Are you ready for chicken tenders that taste and chew like the real thing, even though they’re made from plant protein without a bit of chicken? A Triangle-based company, Improved Nature, already has them and other plant-based meat-like products on the market.

That was only one of the advanced food technologies discussed by a panel of innovators at the North Carolina Professional Ag Biotech forum Wednesday at the North Carolina Biotechnology Center.

Others included:

Advanced microwave food processing technology developed by Raleigh-based SinnovaTek that makes shelf stable products that do not suffer the loss of freshness and nutrients common to older processing methods.

Big data analysis of the entire food chain from “farm to fork” that provides greater safety, transparency, and incident and recall management from Durham’s FoodLogiQ.

And vertical farming indoors, which uses no soil and less water, increases food safety and minimizes pest control problems. Other panelists weighed in on the advantages of vertical farming, noting it change the agriculture equation.

Andy Kennedy, co-founder FoodLogiQ, which says its mission is to “Map the world’s food chain, make it as safe as possible and empower people to make informed decisions about the food they eat,” said the next level of the job is like “a Four-dimensional chess challenge.”

Kennedy noted that “Food is really fashion,” to consumers, rather than something scientific. “They have a strong emotional response to what’s on the label,” he said.

His company is changing a process that used to take months of collecting information from a food supply chain to a “real-time activity.” A lot of the information is bar-coded by the growers and manufacturers then scanned in kitchens and delivered wirelessly to consumer cell phones.

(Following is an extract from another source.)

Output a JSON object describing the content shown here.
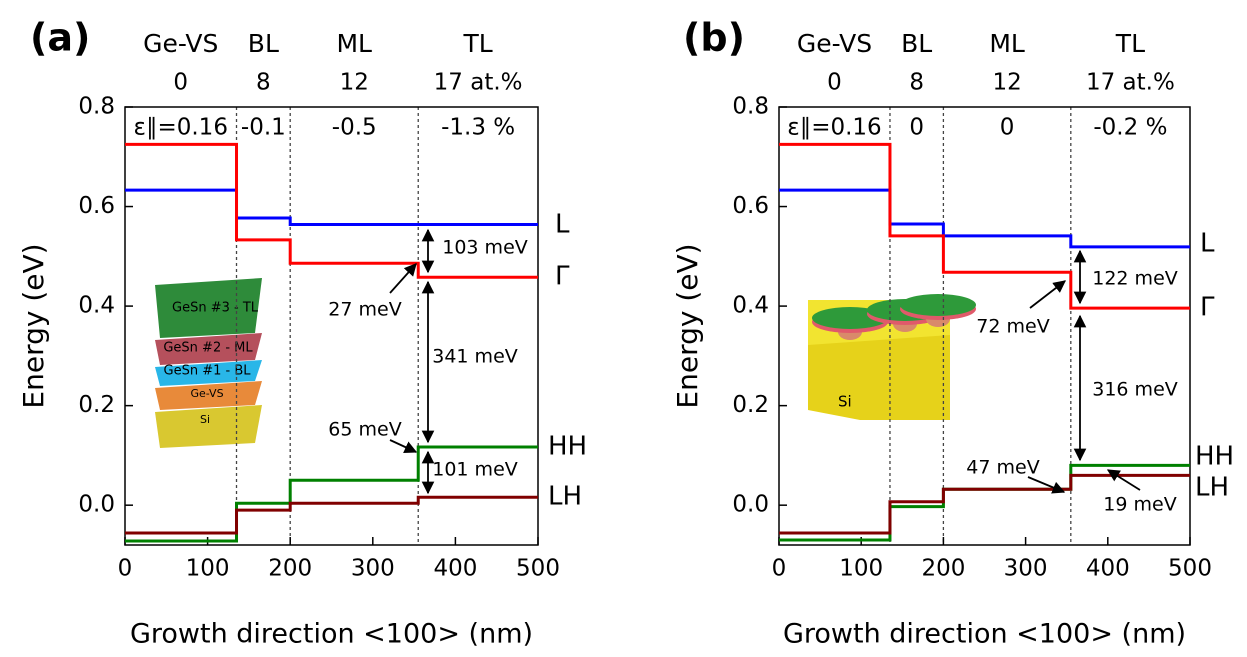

Kennedy, who said FoodLogiQ chose to locate in Durham rather than in Atlanta or elsewhere because of its university system, tech corridor, and quality of life, suggested that North Carolina should “Think about branding NC around food and agriculture.”

Agriculture is the state’s largest business at $84 billion annually and “Has a lot of cool things, from Kannapolis (home of the NC Research Campus dedicated to food research); and resources in the RTP, the Triad, and the Research Triangle.” In addition, its location is a “Huge hub for distribution.”

“We should bring them all together with investors from out-of-state to see what we have in NC,” he said.

Kennedy also brought up vertical farming, a method of growing plants indoors with no soil and less water that “Is some 300 times more productive than standard acre farming of land. “Once you develop the technology, you can do it anywhere on the planet,” he said. “It can bring down the cost of high-quality nutrition and may be a better alternative for developing countries with water or resource scarcity.”

Kennedy also noted that replacing meat with plant protein “Is dramatically more efficient and we are on a glide-path to how we are going to produce more food with plants rather than animals.”

Lab Chops from Improved Nature

David Swintosky, CFO of Improved Nature, a company already selling meat-like products made from plant protein, said “Alternative proteins are a sustainable alternative to animal meat.”

Improved nature is a business to business company that sells its products to K-12 school systems, hospitals and other bulk buyers.

Swintosky noted that millennials now have greater buying power than the baby boomer generation and their buying habits represent “A huge shift in behavior.”

There is a “Lot of excitement around lab-grown meat,” he said. “The basic ingredients are water and protein.” Improved Nature’s product realigns plant proteins to behave like muscle fibers. It behaves remarkably like meat.”

He says the company, which sees a strong demand for its products, has raised $100 million and paved the way for consumer acceptance.

“Our goal is to feed the world with high-quality food products,” he said.

Josip Simunovic, CSO and a founder of SinnovaTek, which developed the high heat microwave system that makes foods long-life shelf-stable without reducing nutrients and retaining fresh taste, noted that his company tries to “Bridge the gap between processed foods and safety, taste, and nutrition.”

Older technology processed foods, canned soups, for instance, tend to taste alike. “The flavor and nutrients are gone,” he said. The only way to fix that is via technology, he added.

His company and its divisions use high temperature microwave processing to preserve the native flavor and nutrition of food products while providing long, unrefrigerated shelf life. You have probably used coffee creamers and other products made via the firm’s technology.

Laura Lee, business recruitment manger for food processing with the Economic Development Partnership of North Carolina moderated the panel discussion.